The European Parliament backed the legislation by 417 votes to 154, with 71 abstentions, after months of delay tied to President Donald Trump’s tariff threats and shifting legal basis for new import levies. The vote moves forward a package that would eliminate EU import duties on US industrial goods, improve access for US agricultural produce, and continue zero duties on US lobsters first agreed in 2020.
At the core of the arrangement is an asymmetrical tariff structure that has driven criticism inside the bloc since last year. Under the Turnberry Agreement struck in July 2025 in Scotland, the US would impose a 15% tariff ceiling on most EU products, while the EU would grant zero tariffs on US imports covered by the agreement.

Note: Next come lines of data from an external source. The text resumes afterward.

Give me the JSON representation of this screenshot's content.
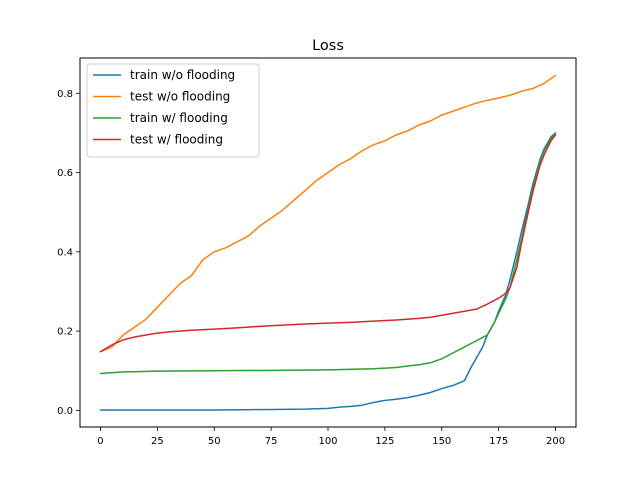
{
  "chart_data": {
    "type": "line",
    "title": "Loss",
    "xlabel": "",
    "ylabel": "",
    "xlim": [
      -9,
      209
    ],
    "ylim": [
      -0.042,
      0.889
    ],
    "xticks": [
      0,
      25,
      50,
      75,
      100,
      125,
      150,
      175,
      200
    ],
    "xtick_labels": [
      "0",
      "25",
      "50",
      "75",
      "100",
      "125",
      "150",
      "175",
      "200"
    ],
    "yticks": [
      0.0,
      0.2,
      0.4,
      0.6,
      0.8
    ],
    "ytick_labels": [
      "0.0",
      "0.2",
      "0.4",
      "0.6",
      "0.8"
    ],
    "grid": false,
    "legend_position": "top-left",
    "series": [
      {
        "name": "train w/o flooding",
        "color": "#1f77b4",
        "x": [
          0,
          25,
          50,
          75,
          90,
          100,
          105,
          110,
          115,
          120,
          125,
          130,
          135,
          140,
          145,
          150,
          155,
          160,
          163,
          165,
          168,
          170,
          173,
          175,
          178,
          180,
          183,
          185,
          188,
          190,
          193,
          195,
          198,
          200
        ],
        "y": [
          0.001,
          0.001,
          0.001,
          0.002,
          0.003,
          0.005,
          0.008,
          0.01,
          0.013,
          0.02,
          0.025,
          0.028,
          0.032,
          0.038,
          0.045,
          0.055,
          0.063,
          0.075,
          0.11,
          0.13,
          0.16,
          0.19,
          0.22,
          0.25,
          0.29,
          0.33,
          0.4,
          0.45,
          0.52,
          0.57,
          0.63,
          0.66,
          0.69,
          0.7
        ]
      },
      {
        "name": "test w/o flooding",
        "color": "#ff7f0e",
        "x": [
          0,
          5,
          10,
          15,
          20,
          25,
          30,
          35,
          40,
          45,
          50,
          55,
          60,
          65,
          70,
          75,
          80,
          85,
          90,
          95,
          100,
          105,
          110,
          115,
          120,
          125,
          130,
          135,
          140,
          145,
          150,
          155,
          160,
          165,
          170,
          175,
          180,
          185,
          190,
          195,
          200
        ],
        "y": [
          0.148,
          0.16,
          0.19,
          0.21,
          0.23,
          0.26,
          0.29,
          0.32,
          0.34,
          0.38,
          0.4,
          0.41,
          0.425,
          0.44,
          0.465,
          0.485,
          0.505,
          0.53,
          0.555,
          0.58,
          0.6,
          0.62,
          0.635,
          0.655,
          0.67,
          0.68,
          0.695,
          0.705,
          0.72,
          0.73,
          0.745,
          0.755,
          0.765,
          0.775,
          0.782,
          0.788,
          0.795,
          0.805,
          0.812,
          0.825,
          0.845
        ]
      },
      {
        "name": "train w/ flooding",
        "color": "#2ca02c",
        "x": [
          0,
          10,
          25,
          50,
          75,
          100,
          120,
          130,
          135,
          140,
          145,
          150,
          155,
          160,
          165,
          170,
          173,
          175,
          178,
          180,
          183,
          185,
          188,
          190,
          193,
          195,
          198,
          200
        ],
        "y": [
          0.093,
          0.097,
          0.099,
          0.1,
          0.101,
          0.102,
          0.105,
          0.108,
          0.112,
          0.115,
          0.12,
          0.13,
          0.145,
          0.16,
          0.175,
          0.19,
          0.22,
          0.245,
          0.28,
          0.31,
          0.38,
          0.43,
          0.51,
          0.56,
          0.625,
          0.655,
          0.685,
          0.7
        ]
      },
      {
        "name": "test w/ flooding",
        "color": "#d62728",
        "x": [
          0,
          5,
          10,
          15,
          20,
          25,
          30,
          40,
          50,
          60,
          70,
          80,
          90,
          100,
          110,
          120,
          130,
          140,
          145,
          150,
          155,
          160,
          165,
          170,
          175,
          178,
          180,
          183,
          185,
          188,
          190,
          193,
          195,
          198,
          200
        ],
        "y": [
          0.148,
          0.165,
          0.178,
          0.185,
          0.19,
          0.195,
          0.198,
          0.202,
          0.205,
          0.208,
          0.212,
          0.215,
          0.218,
          0.22,
          0.222,
          0.225,
          0.228,
          0.232,
          0.235,
          0.24,
          0.245,
          0.25,
          0.255,
          0.268,
          0.283,
          0.295,
          0.31,
          0.36,
          0.42,
          0.5,
          0.55,
          0.615,
          0.645,
          0.68,
          0.695
        ]
      }
    ]
  }
}
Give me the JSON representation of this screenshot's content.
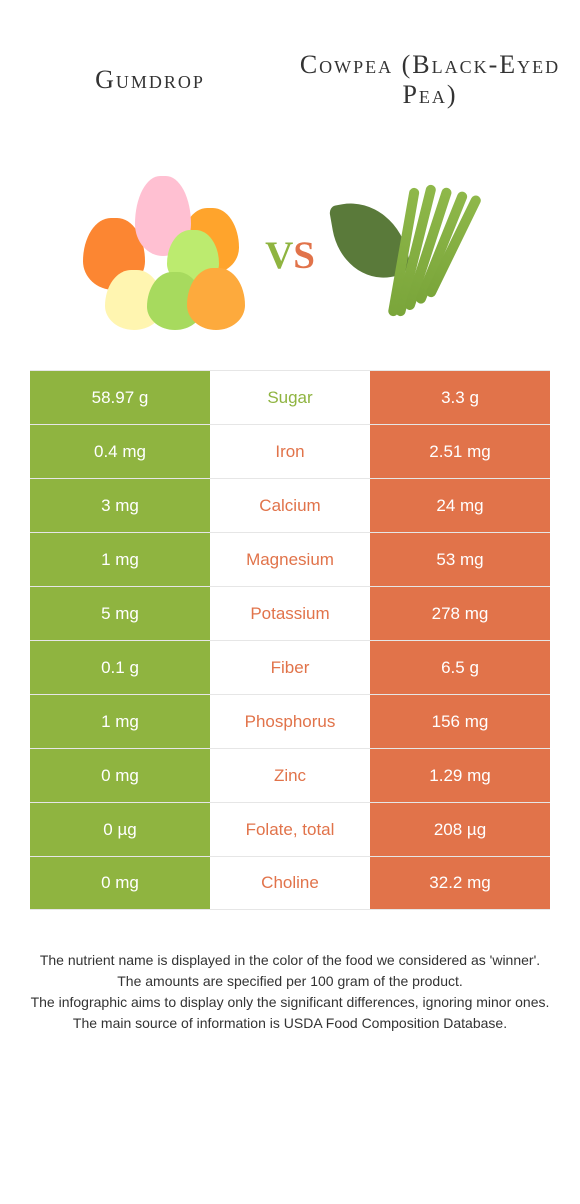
{
  "colors": {
    "left": "#8fb440",
    "right": "#e1734a",
    "border": "#e6e6e6",
    "text": "#333333",
    "background": "#ffffff"
  },
  "header": {
    "left_title": "Gumdrop",
    "right_title": "Cowpea (Black-Eyed Pea)",
    "vs": "vs"
  },
  "rows": [
    {
      "label": "Sugar",
      "left": "58.97 g",
      "right": "3.3 g",
      "winner": "left"
    },
    {
      "label": "Iron",
      "left": "0.4 mg",
      "right": "2.51 mg",
      "winner": "right"
    },
    {
      "label": "Calcium",
      "left": "3 mg",
      "right": "24 mg",
      "winner": "right"
    },
    {
      "label": "Magnesium",
      "left": "1 mg",
      "right": "53 mg",
      "winner": "right"
    },
    {
      "label": "Potassium",
      "left": "5 mg",
      "right": "278 mg",
      "winner": "right"
    },
    {
      "label": "Fiber",
      "left": "0.1 g",
      "right": "6.5 g",
      "winner": "right"
    },
    {
      "label": "Phosphorus",
      "left": "1 mg",
      "right": "156 mg",
      "winner": "right"
    },
    {
      "label": "Zinc",
      "left": "0 mg",
      "right": "1.29 mg",
      "winner": "right"
    },
    {
      "label": "Folate, total",
      "left": "0 µg",
      "right": "208 µg",
      "winner": "right"
    },
    {
      "label": "Choline",
      "left": "0 mg",
      "right": "32.2 mg",
      "winner": "right"
    }
  ],
  "footer": {
    "l1": "The nutrient name is displayed in the color of the food we considered as 'winner'.",
    "l2": "The amounts are specified per 100 gram of the product.",
    "l3": "The infographic aims to display only the significant differences, ignoring minor ones.",
    "l4": "The main source of information is USDA Food Composition Database."
  }
}
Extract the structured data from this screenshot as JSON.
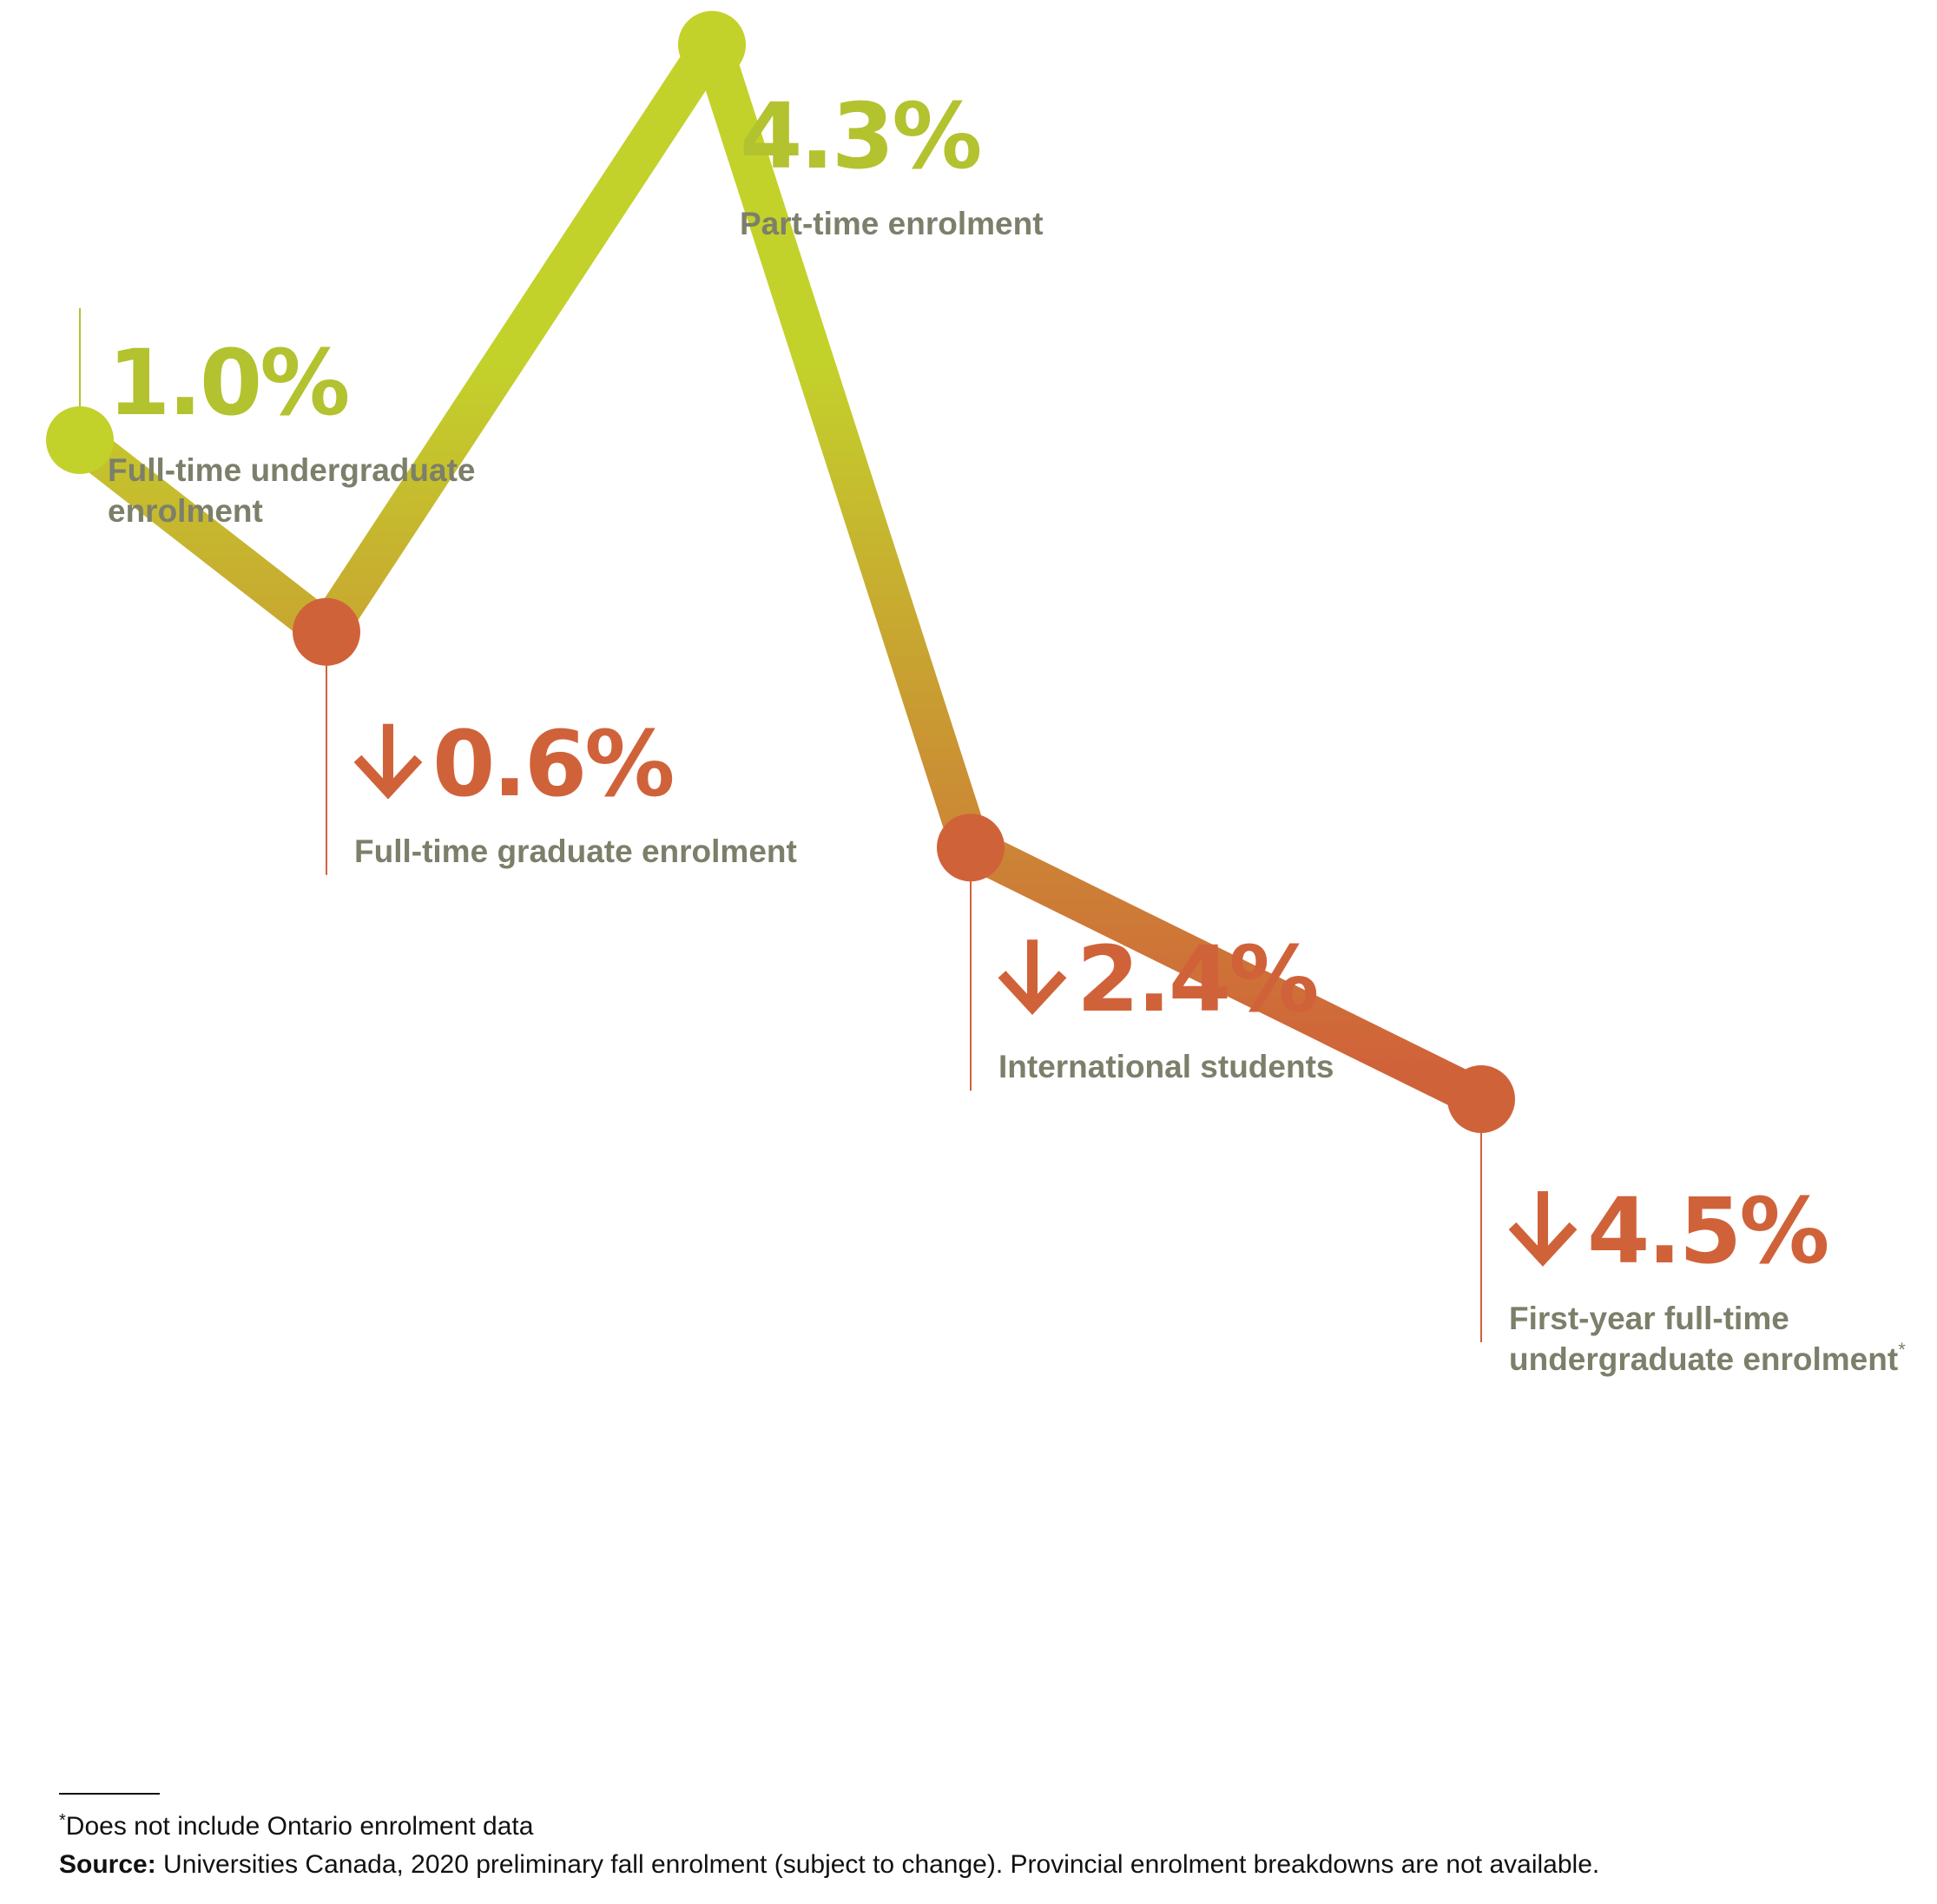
{
  "colors": {
    "increase": "#b3c22f",
    "increase_point": "#c3d12b",
    "decrease": "#d0623a",
    "label_text": "#7c7f6a",
    "footnote_text": "#111111"
  },
  "chart_data": {
    "type": "line",
    "grid": false,
    "legend": "none",
    "points": [
      {
        "value": 1.0,
        "display": "1.0%",
        "direction": "up",
        "label_lines": [
          "Full-time undergraduate",
          "enrolment"
        ],
        "asterisk": ""
      },
      {
        "value": -0.6,
        "display": "0.6%",
        "direction": "down",
        "label_lines": [
          "Full-time graduate enrolment"
        ],
        "asterisk": ""
      },
      {
        "value": 4.3,
        "display": "4.3%",
        "direction": "up",
        "label_lines": [
          "Part-time enrolment"
        ],
        "asterisk": ""
      },
      {
        "value": -2.4,
        "display": "2.4%",
        "direction": "down",
        "label_lines": [
          "International students"
        ],
        "asterisk": ""
      },
      {
        "value": -4.5,
        "display": "4.5%",
        "direction": "down",
        "label_lines": [
          "First-year full-time",
          "undergraduate enrolment"
        ],
        "asterisk": "*"
      }
    ]
  },
  "footnote": {
    "asterisk": "*",
    "note": "Does not include Ontario enrolment data",
    "source_label": "Source:",
    "source_text": " Universities Canada, 2020 preliminary fall enrolment (subject to change). Provincial enrolment breakdowns are not available."
  }
}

Thursday’s vote is significant because Parliament had already delayed ratification once in January 2026 after Trump threatened additional tariffs tied to his push to acquire Greenland. A second major disruption followed in February 2026, when Parliament’s top trade official, Bernd Lange, called for an immediate freeze on ratification after the Trump administration shifted tariff policy again.
That February shock came after the US Supreme Court ruled 6-3 that Trump’s use of the International Emergency Economic Powers Act to impose sweeping global tariffs was unlawful. Within hours, Trump signed an executive order imposing a new 10% global import duty, then raised the rate to 15%, the statutory ceiling and a rate that can only remain in force for 150 days without congressional approval.
Lange at the time described the US position as “pure tariff chaos” and argued lawmakers could not proceed without a full legal assessment and explicit US commitments. The European Commission also hardened its tone, saying the climate no longer matched the “fair, balanced, and mutually beneficial” transatlantic relationship both sides had outlined in their August 2025 joint statement.
The vote does not finish ratification. Representatives of Parliament and EU governments must now negotiate final texts, after which EU lawmakers must hold a final approval vote not expected until April or May.